Death and Denial
Updated: Nov 5, 2019
Today I am working as a casual teacher and caring for a lovely class at one of my favourite schools. As I take the roll in the morning, I see the word “deceased” typed in beside a boy’s name on the computer. I look around the room, knowing the tragic effect it will have on the class. I immediately think of the parents of the 12-year-old boy. Heartbreaking. I later find out it’s a suicide. Devastating. Sadly, this isn’t the first time I’ve come across a young boy who has taken his life.
Exactly one year ago, I arrived at school ready to begin a new term in my best navy and white pleated skirt, silk top, matching ballet flats and soy late in hand. I was excited to see my sweet, little Kindy students again, anticipating their usual zest for learning.
However, a dark shadow was looming over the playground. As I drove up towards the school entrance, I was shocked to see that the whole school had been covered in tape. Police cars, ambulances and even helicopters were surrounding the primary school. Confusion quickly changed to curiosity and moved rapidly to panic within me. I felt a little sense of comfort when I saw my friend and colleague standing on the street near the entrance of the gate. I pulled my car up beside him.
“What’s going on?” I asked.
He leaned in towards my open window and said in a quiet voice,
“A young boy has taken his life on the children’s playground outside your classroom.”
As he spoke to me, it seemed as though his words were exiting his mouth in slow motion. It felt like a heavy rock had dropped to the bottom of my stomach. When I approached my classroom, I didn’t want to look out the window, but my eyes were drawn to the horrific scene, like the pull of a magnet. ‘Death’ stared right back at me.
I continued my week teaching my class, but I was very distracted. Even though the boy’s body had been removed, ‘death’ remained present in the school, like a dark monster lurking in the shadows. I felt uneasy on playground duty and I couldn’t bear to look in the direction of “the spot” where I saw the lifeless figure. I wanted to block off the area so the children couldn’t play there, to show respect. But the school seemed to want to move on quickly and we were told to continue teaching as normal.
I felt a deep sadness, which I cannot explain. I must admit, I too, was in denial. I decided the only way to deal with it was to avoid talking to anyone or even write about it. If I ignored my feelings, everything would be fine again. However, that was easier said than done as I would lie awake reliving the day in my mind for many nights. My brain refused to deny the tragic reality and the life-long effects it would have had on the deceased boy’s family.

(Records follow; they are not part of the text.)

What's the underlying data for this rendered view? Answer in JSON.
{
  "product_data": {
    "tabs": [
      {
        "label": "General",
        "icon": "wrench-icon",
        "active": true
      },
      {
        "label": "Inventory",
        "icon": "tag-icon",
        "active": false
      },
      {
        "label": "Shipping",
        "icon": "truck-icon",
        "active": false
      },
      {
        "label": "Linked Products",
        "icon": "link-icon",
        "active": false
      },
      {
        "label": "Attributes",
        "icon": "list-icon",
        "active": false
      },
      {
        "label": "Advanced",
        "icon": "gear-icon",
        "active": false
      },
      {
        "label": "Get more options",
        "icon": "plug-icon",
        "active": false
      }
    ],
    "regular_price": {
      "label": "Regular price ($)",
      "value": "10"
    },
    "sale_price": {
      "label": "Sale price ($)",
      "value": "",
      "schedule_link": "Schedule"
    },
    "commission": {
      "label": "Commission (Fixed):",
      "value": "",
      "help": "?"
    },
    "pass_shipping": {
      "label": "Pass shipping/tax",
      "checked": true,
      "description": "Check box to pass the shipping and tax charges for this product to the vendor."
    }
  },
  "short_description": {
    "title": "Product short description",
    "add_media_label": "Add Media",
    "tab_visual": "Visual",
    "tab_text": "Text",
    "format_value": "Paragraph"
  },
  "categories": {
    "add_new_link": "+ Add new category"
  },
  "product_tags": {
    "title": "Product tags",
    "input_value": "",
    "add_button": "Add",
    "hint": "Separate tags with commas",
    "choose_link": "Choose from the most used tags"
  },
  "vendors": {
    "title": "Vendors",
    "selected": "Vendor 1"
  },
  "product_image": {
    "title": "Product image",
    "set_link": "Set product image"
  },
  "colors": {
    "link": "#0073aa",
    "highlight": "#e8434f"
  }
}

And now, a year later, this dark monster has revisited my current school and just like the time before, ‘denial’ is being used to deal with it. So many people are bottling up their emotions because it is just too hard to discuss. I understand that it is the worst event to happen to a close-knit community, but people do need to talk. They need to discuss their feelings about the incident and talk to their teenage boys about emotions.
Instead of putting the blinkers on, this time I decide to do some research. I sadly discover that male suicide rates in Australia alone, account for 78% of those who take their own life. (https://mensrights.com.au/uncategorized/statistics-on-suicide-in-australia). I also read that male suicide rates have doubled nation-wide in a decade. These horrific incidents should be talked about. Just by simply having a candid conversation about it, could make the difference in saving a life.
If we continue to ‘deny’ and not talk to our boys, then tragically it will be ‘death’ that will have the final say.